SYSTEMS
Mercury Computer Systems and Barco Federal Systems Announce Collaboration
Companies to design and develop a forward-deployable system for mapping courses of action in counter and human intelligence: Mercury Computer Systems and Barco Federal Systems announced a collaboration to design and develop a forward-deployable system for counter and human intelligence (HUMINT).

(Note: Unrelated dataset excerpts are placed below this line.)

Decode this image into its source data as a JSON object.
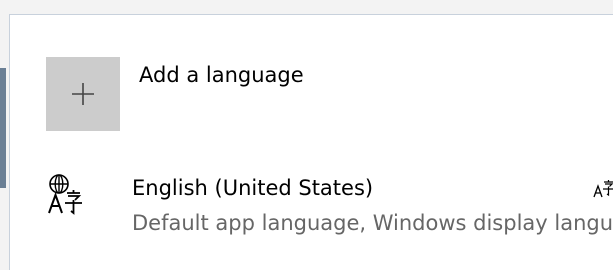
{
  "settings": {
    "heading_partial": "",
    "add_language": {
      "label": "Add a language",
      "icon": "plus-icon"
    },
    "languages": [
      {
        "name": "English (United States)",
        "description": "Default app language, Windows display language",
        "icon": "language-icon",
        "feature_icon": "display-language-icon"
      }
    ]
  },
  "colors": {
    "tile": "#cccccc",
    "secondary_text": "#666666"
  }
}
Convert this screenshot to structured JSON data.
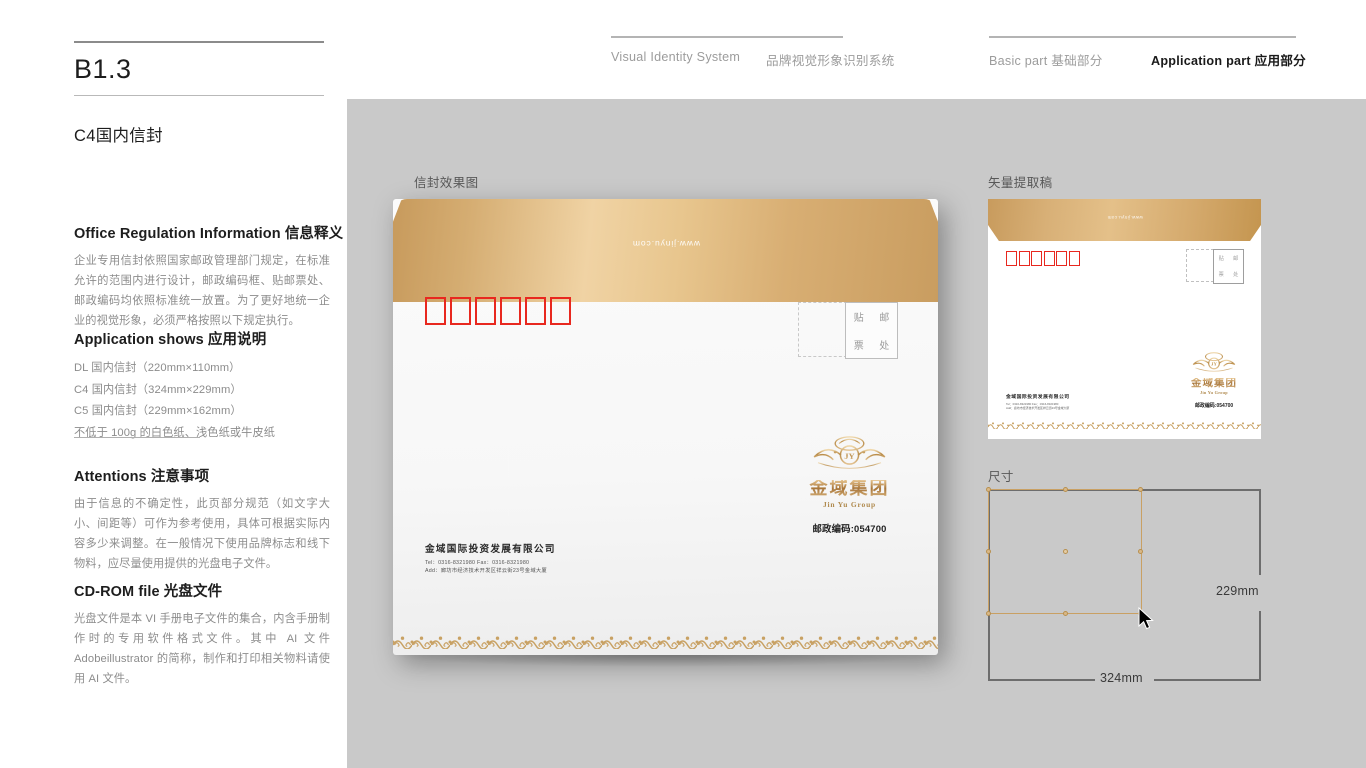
{
  "header": {
    "left_primary": "Visual Identity System",
    "left_secondary": "品牌视觉形象识别系统",
    "right_basic": "Basic part  基础部分",
    "right_application": "Application part  应用部分"
  },
  "sidebar": {
    "code": "B1.3",
    "subtitle": "C4国内信封",
    "sections": [
      {
        "title": "Office Regulation Information 信息释义",
        "body": "企业专用信封依照国家邮政管理部门规定，在标准允许的范围内进行设计，邮政编码框、贴邮票处、邮政编码均依照标准统一放置。为了更好地统一企业的视觉形象，必须严格按照以下规定执行。"
      },
      {
        "title": "Application shows 应用说明",
        "specs": [
          "DL 国内信封（220mm×110mm）",
          "C4 国内信封（324mm×229mm）",
          "C5 国内信封（229mm×162mm）",
          "不低于 100g 的白色纸、浅色纸或牛皮纸"
        ]
      },
      {
        "title": "Attentions 注意事项",
        "body": "由于信息的不确定性，此页部分规范（如文字大小、间距等）可作为参考使用，具体可根据实际内容多少来调整。在一般情况下使用品牌标志和线下物料，应尽量使用提供的光盘电子文件。"
      },
      {
        "title": "CD-ROM file 光盘文件",
        "body": "光盘文件是本 VI 手册电子文件的集合，内含手册制作时的专用软件格式文件。其中 AI 文件 Adobeillustrator 的简称，制作和打印相关物料请使用 AI 文件。"
      }
    ]
  },
  "canvas": {
    "label_mockup": "信封效果图",
    "label_vector": "矢量提取稿",
    "label_size": "尺寸"
  },
  "envelope": {
    "flap_url": "www.jinyu.com",
    "postal_cells": 6,
    "stamp_chars": [
      "贴",
      "邮",
      "票",
      "处"
    ],
    "company_name": "金域国际投资发展有限公司",
    "contact_line": "Tel：0316-8321980     Fax：0316-8321980",
    "address_line": "Add：廊坊市经济技术开发区祥云街23号金域大厦",
    "logo_cn": "金域集团",
    "logo_en": "Jin Yu Group",
    "zip_label": "邮政编码:054700",
    "accent_gold": "#c99d60",
    "postal_box_color": "#e8281f"
  },
  "size_diagram": {
    "width_label": "324mm",
    "height_label": "229mm"
  }
}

Mercury and Barco have completed initial concepts in conjunction with the Battle Command Battle Lab at Fort Huachuca, Arizona. The system will include a Mercury module based on the Cell Broadband Engine (BE) processor and the Mercury MultiCore Plus SDK (Software Development Kit), with visually rendered displays and a sensor acquisition subsystem from Barco. Designed to use algorithms involving human intelligence, modeling, and computer gaming features, including a high-performance physics engine, the concept system provides real-time intelligence for predictive analysis and decision support. "We're pleased to join forces with Mercury to develop a forward-deployed solution for this critical application," said Mike Forde, Vice President of Product Marketing and Sales, Barco Federal Systems. "Barco's sensor acquisition systems minimize bottlenecks, which will allow seamless sensor interfacing to the Cell BE processor for rapid transfer of data for image processing, fusion, exploitation and display rendering." Mercury's Cell BE processor-based products are optimized in size, weight, and power (up to 205 GFLOPS) to enable the war fighter to execute algorithms in a deployable platform that previously could not have been executed. Mercury's Cell BE processor-based solutions provide a marked increase in processing power over traditional fielded computer systems. "We believe the combination of our technology and expertise with Barco's will enable the power, performance, and reliability required by today's military forces for safe and accurate military actions," said Joel Radford, Vice President of Strategic Marketing and Alliances at Mercury Computer Systems.